Heyn argues that women, even sexually active ones, undergo a transformation at the altar that is born largely of reading too many happily-ever-after fairy tales. They abandon their true needs and desires to don the robes of sexlessness, self-sacrifice and self-denial. “The Perfect Wife, is, of course, Donna Reed,” Heyn writes. “Her virtue exists in direct proportion to how much of her self is whittled away.” Having dampened her “visceral, honest, unshaped and uncontrolled responses,” the American wife begins to feel like a shadow or zombie. To retrieve her personhood, she understandably takes a lover. Suddenly, she feels alive again. Simply negotiating the “lunacy of the logistics” as she outwits her husband and children makes the adulteress feel “at once frighteningly out of control and, strangely, very much in command.”

How many women really match this pitiable description? But if Heyn is right — if, in fact, a large cross section of American wives suffer from Donna Reed syndrome — the news here is not that women have extramarital affairs and feel good about their infidelities, as Heyn’s fluid narrative suggests. Rather, the news is that after 30 years of battling to shore up women’s self-esteem and break down entrenched sex roles, the feminist movement has achieved nothing. That women have learned nothing. That women still bask in a sense of worthlessness that sounds ominously like Betty Friedan’s “problem with no name.” If all of this is true, feminists should regard this book with considerable alarm and demand that the problem be explored systematically (Heyn readily admits that her sampling is not scientific) to diagnose the cause and extent of the problem.

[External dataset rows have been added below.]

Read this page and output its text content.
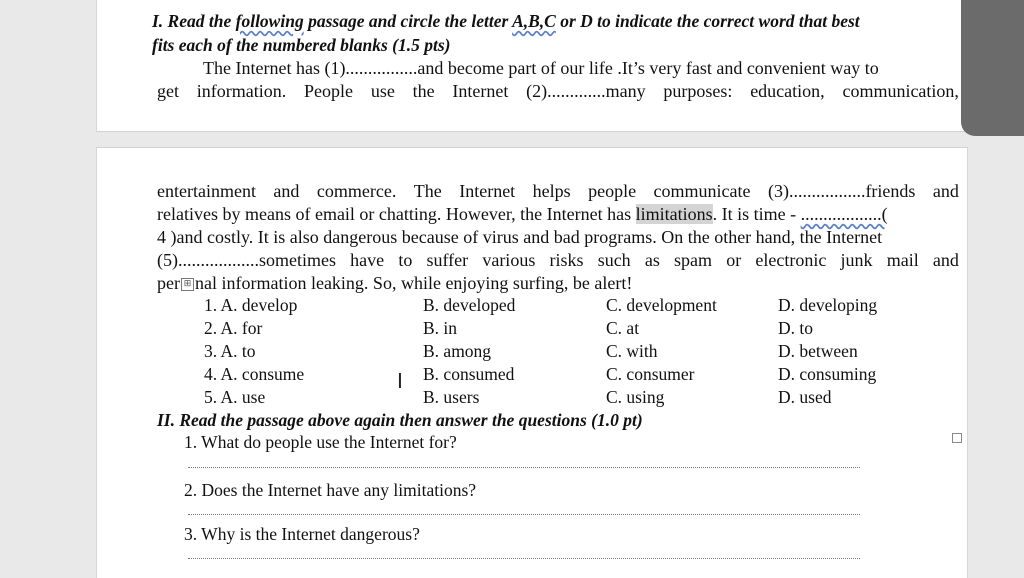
I. Read the following passage and circle the letter A,B,C or D to indicate the correct word that best
fits each of the numbered blanks (1.5 pts)
The Internet has (1)................and become part of our life .It’s very fast and convenient way to
get information. People use the Internet (2).............many purposes: education, communication,
entertainment and commerce. The Internet helps people communicate (3).................friends and
relatives by means of email or chatting. However, the Internet has limitations. It is time - ..................(
4 )and costly. It is also dangerous because of virus and bad programs. On the other hand, the Internet
(5)..................sometimes have to suffer various risks such as spam or electronic junk mail and
per ⊞ nal information leaking. So, while enjoying surfing, be alert!
1. A. develop	B. developed	C. development	D. developing
2. A. for	B. in	C. at	D. to
3. A. to	B. among	C. with	D. between
4. A. consume	B. consumed	C. consumer	D. consuming
5. A. use	B. users	C. using	D. used
I
II. Read the passage above again then answer the questions (1.0 pt)
1. What do people use the Internet for?
2. Does the Internet have any limitations?
3. Why is the Internet dangerous?
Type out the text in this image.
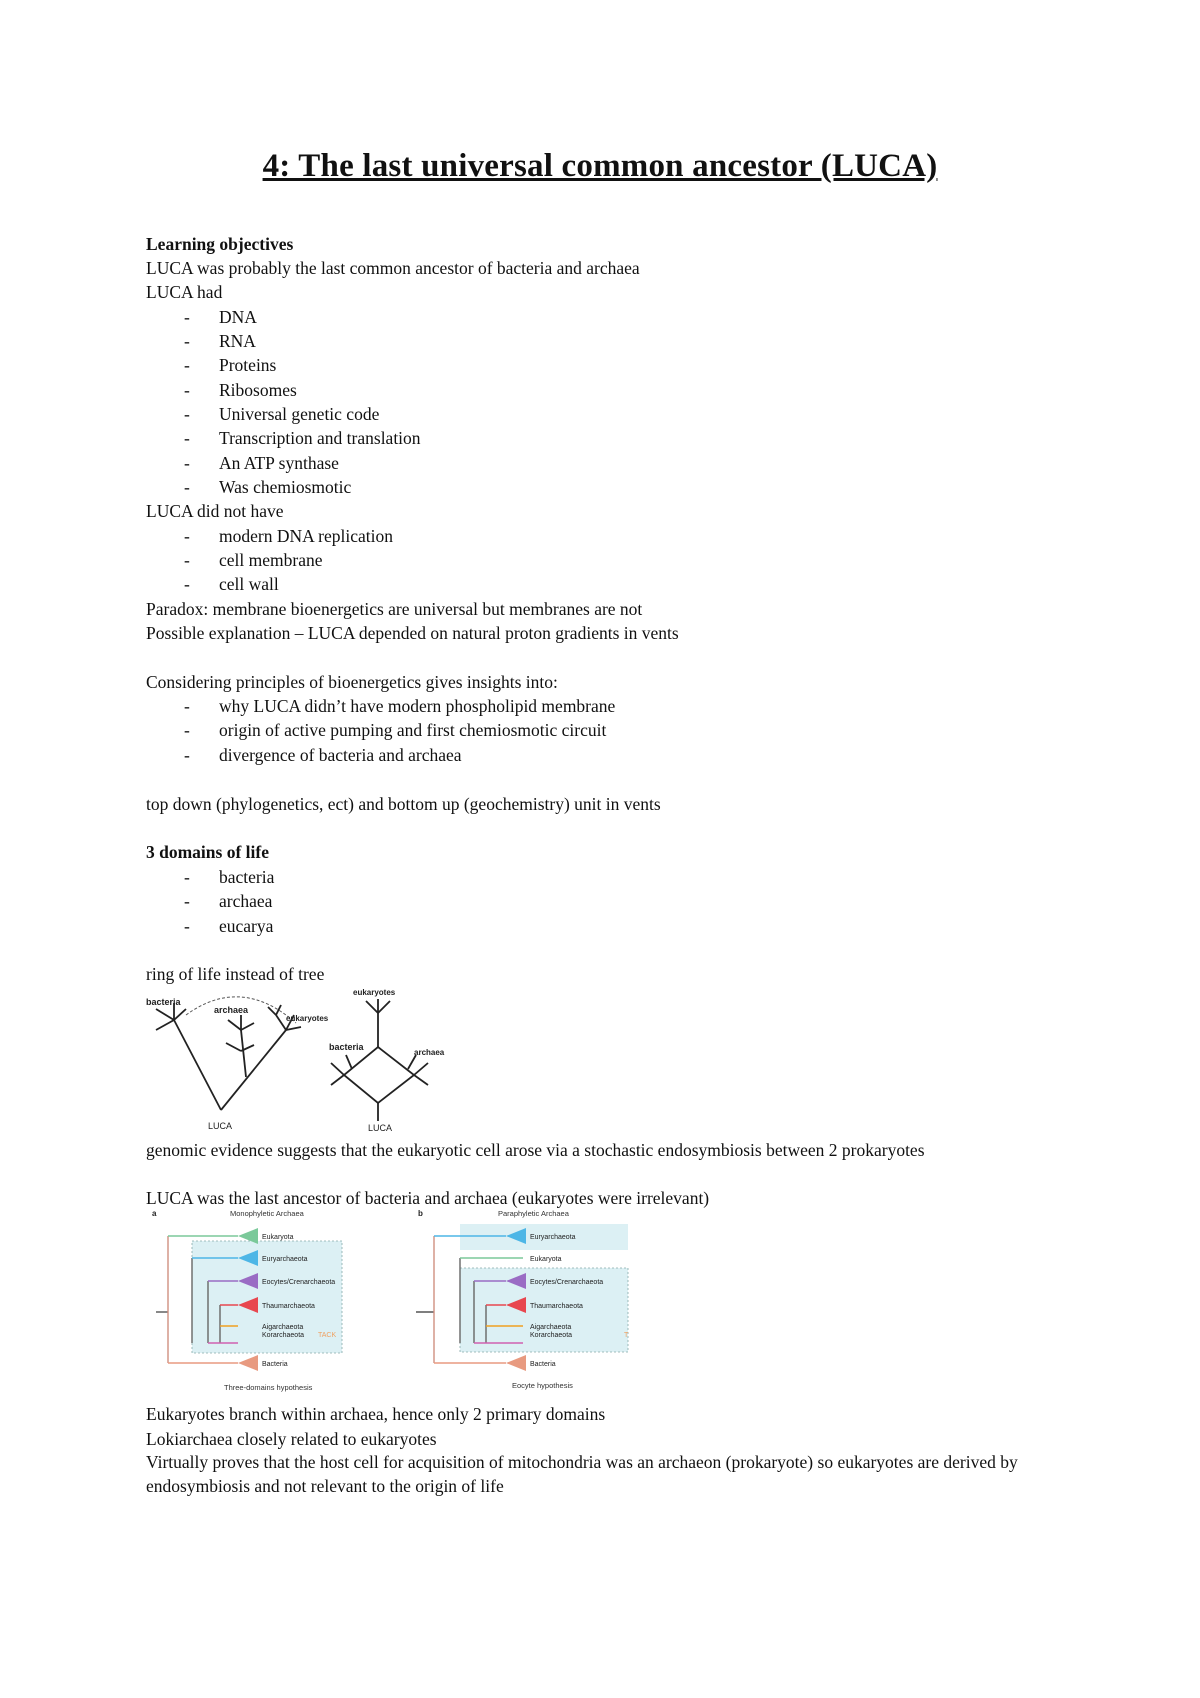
4: The last universal common ancestor (LUCA)
Learning objectives
LUCA was probably the last common ancestor of bacteria and archaea
LUCA had
- DNA
- RNA
- Proteins
- Ribosomes
- Universal genetic code
- Transcription and translation
- An ATP synthase
- Was chemiosmotic
LUCA did not have
- modern DNA replication
- cell membrane
- cell wall
Paradox: membrane bioenergetics are universal but membranes are not
Possible explanation – LUCA depended on natural proton gradients in vents
Considering principles of bioenergetics gives insights into:
- why LUCA didn’t have modern phospholipid membrane
- origin of active pumping and first chemiosmotic circuit
- divergence of bacteria and archaea
top down (phylogenetics, ect) and bottom up (geochemistry) unit in vents
3 domains of life
- bacteria
- archaea
- eucarya
ring of life instead of tree
bacteria
archaea
eukaryotes
LUCA
eukaryotes
bacteria
archaea
LUCA
genomic evidence suggests that the eukaryotic cell arose via a stochastic endosymbiosis between 2 prokaryotes
LUCA was the last ancestor of bacteria and archaea (eukaryotes were irrelevant)
a	Monophyletic Archaea
Eukaryota
Euryarchaeota
Eocytes/Crenarchaeota
Thaumarchaeota
Aigarchaeota
Korarchaeota
Bacteria
TACK
Three-domains hypothesis
b	Paraphyletic Archaea
Euryarchaeota
Eukaryota
Eocytes/Crenarchaeota
Thaumarchaeota
Aigarchaeota
Korarchaeota
Bacteria
T
Eocyte hypothesis
Eukaryotes branch within archaea, hence only 2 primary domains
Lokiarchaea closely related to eukaryotes
Virtually proves that the host cell for acquisition of mitochondria was an archaeon (prokaryote) so eukaryotes are derived by endosymbiosis and not relevant to the origin of life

Instead, feminist luminaries are embracing this book as the next entry in a liberating canon that extends from Friedan’s Feminine Mystique to Susan Faludi’s Backlash. “Dalma Heyn shows us a new reality and a tantalizing hint of the future,” gushes a blurb from Gloria Steinem. “Neither women nor marriage will ever be the same.” Gail Sheehy writes, “It’s about time women gave voice to all their dimensions, including the erotic, without shrinking in guilt.” (One wonders if the response would be so sanguine if the interview subjects were, say, husbands who cheat.)

Try as Heyn does to keep the interviews trained on reawakened eroticism, her subjects keep veering into far larger issues: power, equality, companionship. What most are describing is not a heady affirmation of their sexual appetite but a dismal failure to lay claim to their very life. While the subjects make clear that adultery is a symptom, Heyn offers it as a solution. To suggest that extramarital affairs reflect women’s sexual needs is like saying that the recent Los Angeles riots reflect the desire of poor people to possess television sets. It may be true — but what a tiny piece of the truth it is.